High purity filtration of aqueous media, such as in the fields of biotechnology, chemistry, electronics, pharmaceuticals, and the food and beverage industries requires the use of sophisticated filter modules that are not only capable of a high degree of separation, but that will tend to prevent contamination of the environment, of the medium to be filtered, and of the resulting filtrate. This is designed to prevent unwanted, often dangerous organisms, such as bacteria or viruses, as well as environmental contaminants, such as dust, dirt, and the like from entering into the process stream and end product. To ensure that the sterility and/or retention capability of the porous material responsible for the filtration is not compromised, integrity testing is a fundamental requirement of critical process filtration applications. For example, FDA guidelines recommend integrity testing of filter modules prior to use and after filtration.

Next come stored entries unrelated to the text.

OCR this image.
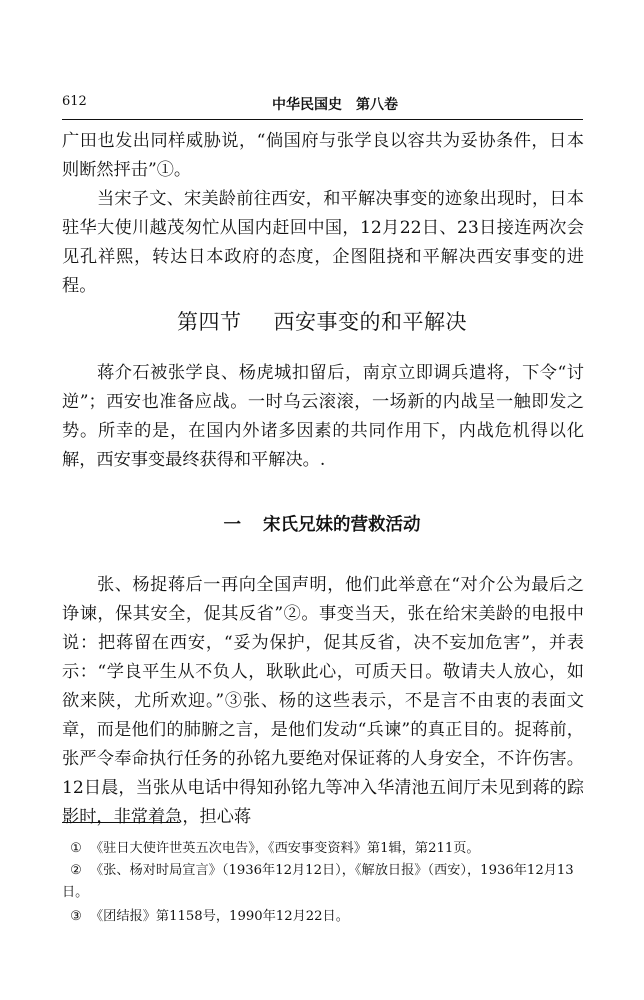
612	中华民国史　第八卷

广田也发出同样威胁说，“倘国府与张学良以容共为妥协条件，日本则断然抨击”①。

当宋子文、宋美龄前往西安，和平解决事变的迹象出现时，日本驻华大使川越茂匆忙从国内赶回中国，12月22日、23日接连两次会见孔祥熙，转达日本政府的态度，企图阻挠和平解决西安事变的进程。

第四节 西安事变的和平解决

蒋介石被张学良、杨虎城扣留后，南京立即调兵遣将，下令“讨逆”；西安也准备应战。一时乌云滚滚，一场新的内战呈一触即发之势。所幸的是，在国内外诸多因素的共同作用下，内战危机得以化解，西安事变最终获得和平解决。.

一 宋氏兄妹的营救活动

张、杨捉蒋后一再向全国声明，他们此举意在“对介公为最后之诤谏，保其安全，促其反省”②。事变当天，张在给宋美龄的电报中说：把蒋留在西安，“妥为保护，促其反省，决不妄加危害”，并表示：“学良平生从不负人，耿耿此心，可质天日。敬请夫人放心，如欲来陕，尤所欢迎。”③张、杨的这些表示，不是言不由衷的表面文章，而是他们的肺腑之言，是他们发动“兵谏”的真正目的。捉蒋前，张严令奉命执行任务的孙铭九要绝对保证蒋的人身安全，不许伤害。12日晨，当张从电话中得知孙铭九等冲入华清池五间厅未见到蒋的踪影时，非常着急，担心蒋

① 《驻日大使许世英五次电告》，《西安事变资料》第1辑，第211页。

② 《张、杨对时局宣言》（1936年12月12日），《解放日报》（西安），1936年12月13日。

③ 《团结报》第1158号，1990年12月22日。
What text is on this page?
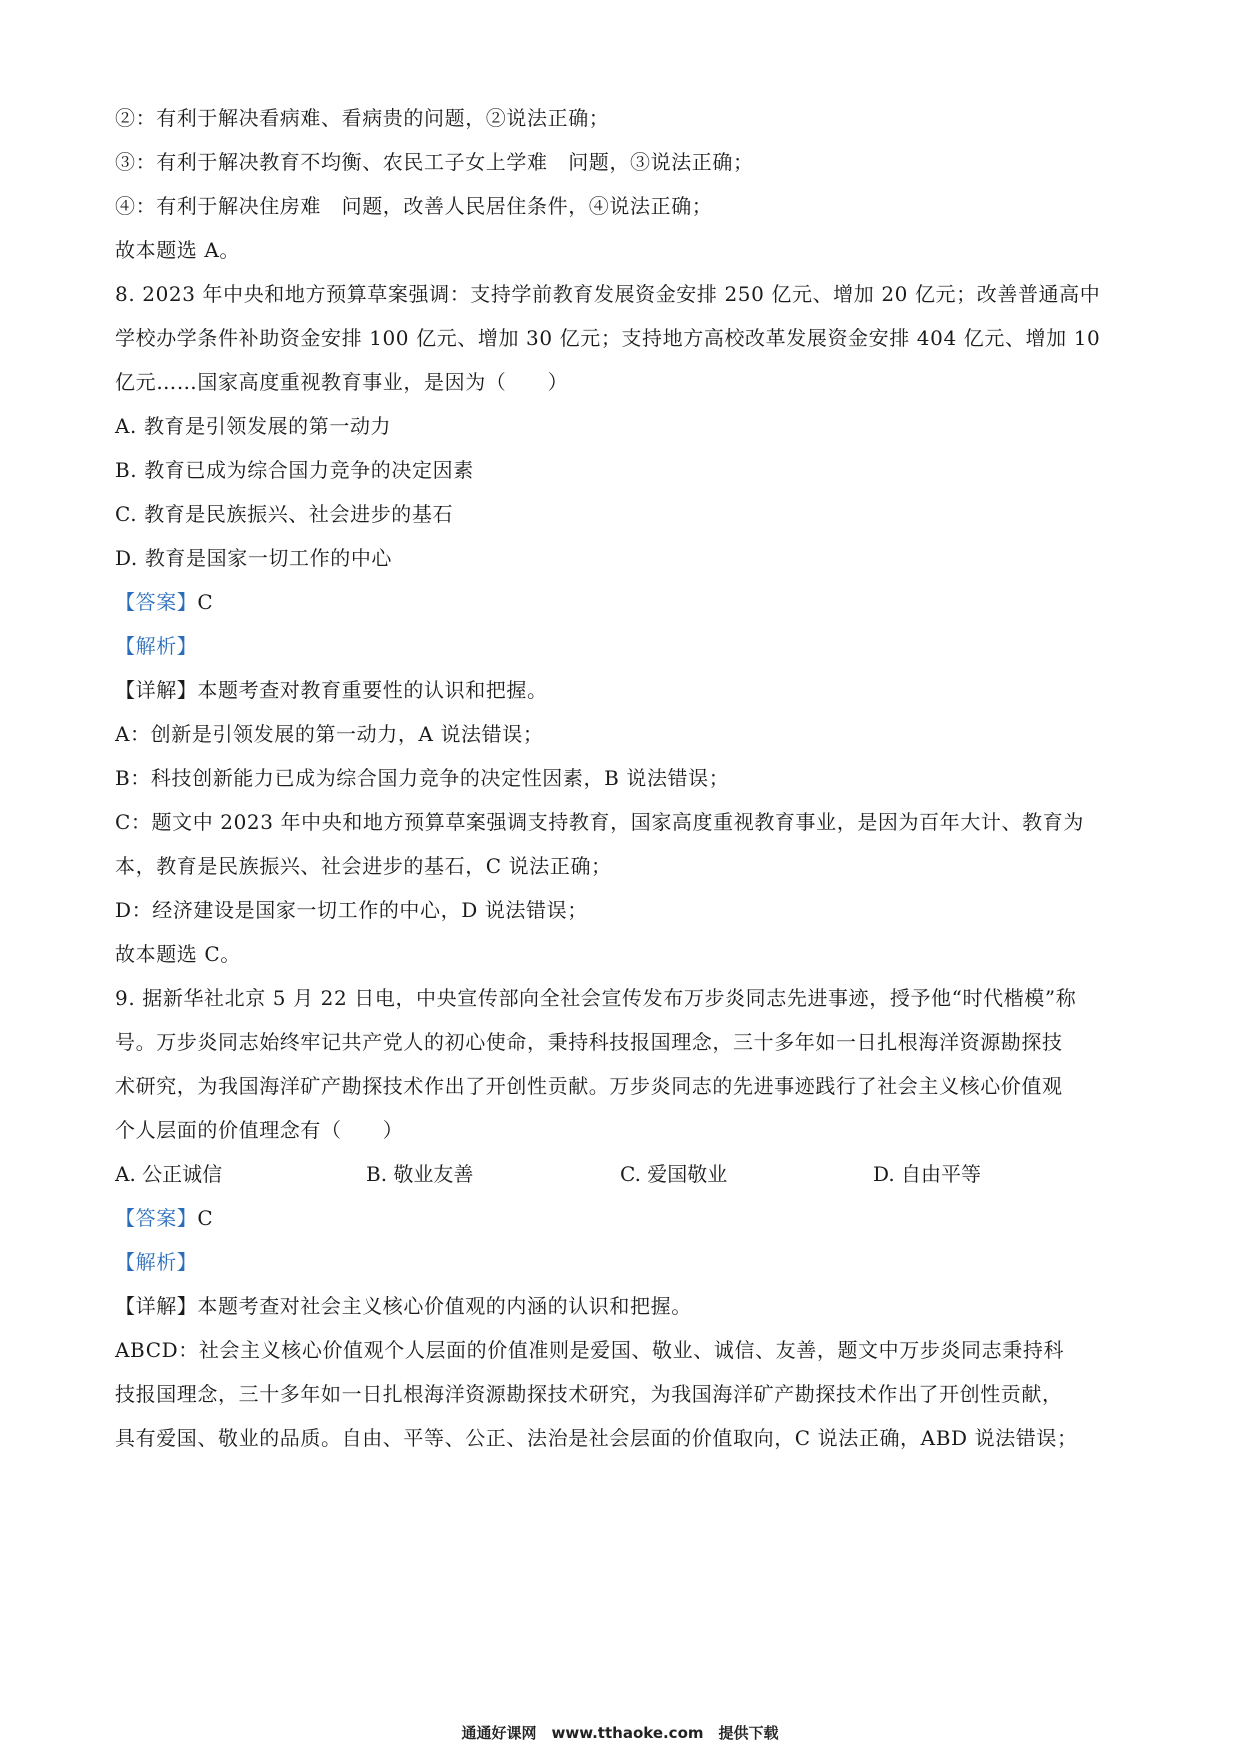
②：有利于解决看病难、看病贵的问题，②说法正确；
③：有利于解决教育不均衡、农民工子女上学难　问题，③说法正确；
④：有利于解决住房难　问题，改善人民居住条件，④说法正确；
故本题选 A。
8. 2023 年中央和地方预算草案强调：支持学前教育发展资金安排 250 亿元、增加 20 亿元；改善普通高中
学校办学条件补助资金安排 100 亿元、增加 30 亿元；支持地方高校改革发展资金安排 404 亿元、增加 10
亿元……国家高度重视教育事业，是因为（　　）
A. 教育是引领发展的第一动力
B. 教育已成为综合国力竞争的决定因素
C. 教育是民族振兴、社会进步的基石
D. 教育是国家一切工作的中心
【答案】C
【解析】
【详解】本题考查对教育重要性的认识和把握。
A：创新是引领发展的第一动力，A 说法错误；
B：科技创新能力已成为综合国力竞争的决定性因素，B 说法错误；
C：题文中 2023 年中央和地方预算草案强调支持教育，国家高度重视教育事业，是因为百年大计、教育为
本，教育是民族振兴、社会进步的基石，C 说法正确；
D：经济建设是国家一切工作的中心，D 说法错误；
故本题选 C。
9. 据新华社北京 5 月 22 日电，中央宣传部向全社会宣传发布万步炎同志先进事迹，授予他“时代楷模”称
号。万步炎同志始终牢记共产党人的初心使命，秉持科技报国理念，三十多年如一日扎根海洋资源勘探技
术研究，为我国海洋矿产勘探技术作出了开创性贡献。万步炎同志的先进事迹践行了社会主义核心价值观
个人层面的价值理念有（　　）
A. 公正诚信	B. 敬业友善	C. 爱国敬业	D. 自由平等
【答案】C
【解析】
【详解】本题考查对社会主义核心价值观的内涵的认识和把握。
ABCD：社会主义核心价值观个人层面的价值准则是爱国、敬业、诚信、友善，题文中万步炎同志秉持科
技报国理念，三十多年如一日扎根海洋资源勘探技术研究，为我国海洋矿产勘探技术作出了开创性贡献，
具有爱国、敬业的品质。自由、平等、公正、法治是社会层面的价值取向，C 说法正确，ABD 说法错误；
通通好课网　www.tthaoke.com　提供下载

Typically this testing is initially performed after steam sterilization to ensure that the filter is not damaged; accordingly, care must be taken to ensure that sterility of the filter, and thus the filtrate, is not compromised. Post-processing, the filter integrity test is performed again in situ to detect whether the filter was compromised during use. This information can be used to alert operators to a potential problem immediately after processing, and to quickly take corrective action. Further, FDA guidelines require that integrity testing documentation be included with batch product records.
There are a variety of methods of integrity testing to detect the presence of oversized pores or defects that can compromise the retention capability of porous materials, including the particle challenge test, the liquid-liquid porometry test, the diffusion test, the bubble point test, the gas-liquid diffusion test and diffusion tests measuring tracer components. Some of these tests, such as the particle challenge test, are destructive and therefore cannot be used as a pre-use test. Gas-liquid diffusion tests often lack sensitivity for detecting small defects, due to the inherent background noise in these tests. Liquid-liquid porometry and bubble point tests are useful for ensuring that a membrane with the proper nominal pore size is installed, but lack sensitivity for identifying small numbers of small defects.
Also known in the art is the binary gas test, where two gases of differing permeabilities are driven through the liquid layer of a wetted filter. This test allows for improved defect detection sensitivity compared to the single gas diffusion test and other integrity tests. A sweep flow of the binary gas pair on the upstream side of the membrane to maintain a constant composition on the upstream (inlet) side of the filter is used. A pressure differential between the upstream and downstream side of the filter is established by elevating the pressure of the inlet gas. The concentration of the gases on the downstream (permeate) side of the filter (enriched in the faster permeating gas) is then measured, and this measured value is compared to a known expected value from an integral filter. A deviation from the expected value is indicative of a defect in the filter being tested.
The binary gas test typically uses CO2 and C2F6 as the binary gas pair and water as the wetting liquid. The use of CO2 is advantageous in that it is highly permeable in water, resulting in a high flow rate through the wetted filter and a rapid measurement of the permeate concentration. However, CO2 is costly, particularly in a binary gas mixture with the preferred gas pair C2F6. Furthermore, the use of this binary gas pair is undesirable in view of the greenhouse gas implications, since the permeate and sweep gases are emitted or must be captured to prevent emission to the ambient air.
Other binary gas pairs, such as O2 and N2, also have been used. This pair is convenient in that they are present in air, is low cost and is environmentally friendly. At room temperature, oxygen permeates through water about twice as fast as nitrogen. However, the permeability of oxygen in water is about 30 times slower than carbon dioxide, adding to the time necessary to complete the test in comparison to when CO2 is one of the binary gases.
The low permeate flow rate with air means that an extended time is required to flush the volume downstream of the filter and the volume up to and including the volume in the gas composition analyzer. Flushing is required to ensure that the measured composition is not compromised by mixing with any gas existing in the downstream volume prior to the start of the test. The long test time is in itself problematic but also introduces a secondary problem in that the liquid contained in the filter will tend to dry out due to liquid evaporation from both the upstream and downstream sides of the filter. If the pores dry out, the test can no longer be performed.
In light of the above, a need exists for an integrity test method for filters that allows for the use of relatively slow permeate gas pairs, but does not require excessive test times and minimizes or eliminates the risk that the filter will dry out during the test.